Il y a dix ans, le 12 juillet 2016, un tribunal arbitral ad hoc, saisi à la demande unilatérale des Philippines, rendait une sentence que la Chine a immédiatement rejetée, la déclarant nulle et non avenue. Dix ans plus tard, le 12 juillet 2026, quatorze pays, dont les États-Unis, les Philippines, l’Australie, le Canada, l’Estonie, l’Allemagne, l’Italie, le Japon, la Lettonie, la Lituanie, la Nouvelle-Zélande, la Roumanie, la Slovénie et le Royaume-Uni, ont publié une déclaration conjointe pour « commémorer » cette décision. À l’exception des Philippines, aucun des signataires n’est un État riverain de la mer de Chine méridionale. Au sein même de l’ASEAN, seule Manille a emboîté le pas. Cette manœuvre, orchestrée par des puissances extérieures, soulève une question fondamentale : au nom de quel droit des pays qui n’ont aucun lien territorial avec la mer de Chine méridionale se permettent-ils de faire la leçon aux États riverains et de s’immiscer dans un différend pourtant bilatéral ?

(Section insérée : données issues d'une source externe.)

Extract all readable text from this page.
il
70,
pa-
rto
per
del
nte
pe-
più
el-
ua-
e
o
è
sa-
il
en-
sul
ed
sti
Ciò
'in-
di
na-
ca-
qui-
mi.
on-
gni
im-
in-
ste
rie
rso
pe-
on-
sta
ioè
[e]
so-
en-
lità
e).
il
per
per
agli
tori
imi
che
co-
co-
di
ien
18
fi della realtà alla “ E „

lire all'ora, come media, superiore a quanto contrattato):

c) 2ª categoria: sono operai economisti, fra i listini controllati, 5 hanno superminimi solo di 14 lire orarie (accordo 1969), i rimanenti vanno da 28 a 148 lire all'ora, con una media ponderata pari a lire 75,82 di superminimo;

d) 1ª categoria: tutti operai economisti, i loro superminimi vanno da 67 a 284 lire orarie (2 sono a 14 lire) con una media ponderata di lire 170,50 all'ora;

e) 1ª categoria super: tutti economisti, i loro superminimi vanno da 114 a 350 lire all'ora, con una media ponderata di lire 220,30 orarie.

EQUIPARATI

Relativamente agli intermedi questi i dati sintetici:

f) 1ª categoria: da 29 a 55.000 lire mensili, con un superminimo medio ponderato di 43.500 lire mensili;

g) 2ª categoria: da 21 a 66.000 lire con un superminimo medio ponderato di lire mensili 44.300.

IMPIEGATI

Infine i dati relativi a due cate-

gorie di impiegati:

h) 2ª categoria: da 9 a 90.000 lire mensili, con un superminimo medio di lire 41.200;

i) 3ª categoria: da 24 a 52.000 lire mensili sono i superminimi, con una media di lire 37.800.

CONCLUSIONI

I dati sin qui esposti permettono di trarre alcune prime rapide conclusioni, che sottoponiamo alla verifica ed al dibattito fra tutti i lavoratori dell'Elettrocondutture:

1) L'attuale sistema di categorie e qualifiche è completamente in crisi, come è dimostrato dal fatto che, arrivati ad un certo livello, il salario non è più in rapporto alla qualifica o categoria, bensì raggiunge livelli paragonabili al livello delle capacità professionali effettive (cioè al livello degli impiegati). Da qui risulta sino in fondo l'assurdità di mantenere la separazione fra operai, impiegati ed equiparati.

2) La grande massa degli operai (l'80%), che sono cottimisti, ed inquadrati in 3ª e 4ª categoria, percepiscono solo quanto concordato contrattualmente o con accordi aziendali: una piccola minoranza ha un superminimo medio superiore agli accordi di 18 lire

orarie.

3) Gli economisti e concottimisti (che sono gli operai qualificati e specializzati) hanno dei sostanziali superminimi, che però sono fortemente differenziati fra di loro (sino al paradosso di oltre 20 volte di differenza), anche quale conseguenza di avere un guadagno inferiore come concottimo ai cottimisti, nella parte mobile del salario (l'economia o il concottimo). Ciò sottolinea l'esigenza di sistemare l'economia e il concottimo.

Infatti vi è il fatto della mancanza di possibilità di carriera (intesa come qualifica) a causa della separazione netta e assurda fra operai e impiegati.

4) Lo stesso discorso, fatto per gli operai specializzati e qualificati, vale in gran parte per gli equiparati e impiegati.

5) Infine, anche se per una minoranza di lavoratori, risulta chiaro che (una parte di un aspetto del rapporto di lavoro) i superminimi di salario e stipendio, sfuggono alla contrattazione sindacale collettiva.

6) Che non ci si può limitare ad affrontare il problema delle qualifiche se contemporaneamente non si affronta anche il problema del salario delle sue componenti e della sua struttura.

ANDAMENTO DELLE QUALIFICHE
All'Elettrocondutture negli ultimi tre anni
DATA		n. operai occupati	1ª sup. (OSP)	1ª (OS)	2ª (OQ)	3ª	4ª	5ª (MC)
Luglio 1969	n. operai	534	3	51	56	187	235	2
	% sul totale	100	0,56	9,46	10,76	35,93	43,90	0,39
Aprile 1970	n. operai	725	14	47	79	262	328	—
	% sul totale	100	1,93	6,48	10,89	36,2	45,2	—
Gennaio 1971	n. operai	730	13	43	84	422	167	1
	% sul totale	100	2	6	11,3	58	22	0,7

Sur le plan juridique, cette procédure d’arbitrage est illégale dès son origine, car elle viole le principe fondamental du consentement des États. En vertu de l’article 298 de la Convention des Nations Unies sur le droit de la mer (CNUDM), la Chine a explicitement exclu les différends relatifs à la délimitation maritime des procédures de règlement obligatoire. En s’obstinant à recourir à l’arbitrage, les Philippines ont trahi les consensus bilatéraux et violé la Déclaration sur la conduite des parties en mer de Chine méridionale (DOC). Cette démarche contrevient également au principe international de l’estoppel (interdiction de se contredire au détriment d’autrui) et constitue un abus manifeste du mécanisme de règlement des différends prévu par la Convention.
L’absurdité de la sentence réside dans ses propres conclusions. Par exemple, le tribunal a qualifié de « rocher » l’île de Taiping, la plus grande île de l’archipel des Nansha. Si une telle logique devait s’appliquer universellement, de nombreux États verraient leurs revendications maritimes privées de fondement juridique. De nombreux experts en droit international ont d’ailleurs souligné que cette approche constitue une « interprétation biaisée et non professionnelle » de la Convention.

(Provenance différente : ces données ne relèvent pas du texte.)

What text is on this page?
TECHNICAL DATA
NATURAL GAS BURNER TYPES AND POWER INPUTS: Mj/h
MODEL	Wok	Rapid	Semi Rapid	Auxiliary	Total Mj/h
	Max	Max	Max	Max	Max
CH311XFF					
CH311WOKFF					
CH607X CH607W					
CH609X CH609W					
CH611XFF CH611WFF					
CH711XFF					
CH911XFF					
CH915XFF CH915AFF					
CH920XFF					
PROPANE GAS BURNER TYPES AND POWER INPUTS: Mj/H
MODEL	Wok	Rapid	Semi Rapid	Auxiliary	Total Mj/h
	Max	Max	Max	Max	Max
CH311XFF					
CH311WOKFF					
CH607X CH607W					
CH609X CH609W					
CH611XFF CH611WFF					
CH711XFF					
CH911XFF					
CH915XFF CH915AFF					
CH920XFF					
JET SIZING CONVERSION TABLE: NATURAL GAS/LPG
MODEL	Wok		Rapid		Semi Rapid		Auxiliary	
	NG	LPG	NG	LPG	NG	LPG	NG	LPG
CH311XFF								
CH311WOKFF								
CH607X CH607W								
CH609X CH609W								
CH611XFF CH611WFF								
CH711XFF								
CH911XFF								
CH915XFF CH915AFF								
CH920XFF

La Chine et les Philippines sont convenues depuis longtemps de régler leurs différends territoriaux et maritimes en mer de Chine méridionale par la négociation. Les véritables intentions des puissances extérieures ne sont nullement de défendre le droit international, mais de semer la discorde et d’attiser les tensions en mer de Chine méridionale, afin d’entraver le développement pacifique de la Chine. Cette stratégie va à l’encontre des efforts conjoints des pays de la région pour préserver la paix et la stabilité en mer de Chine méridionale.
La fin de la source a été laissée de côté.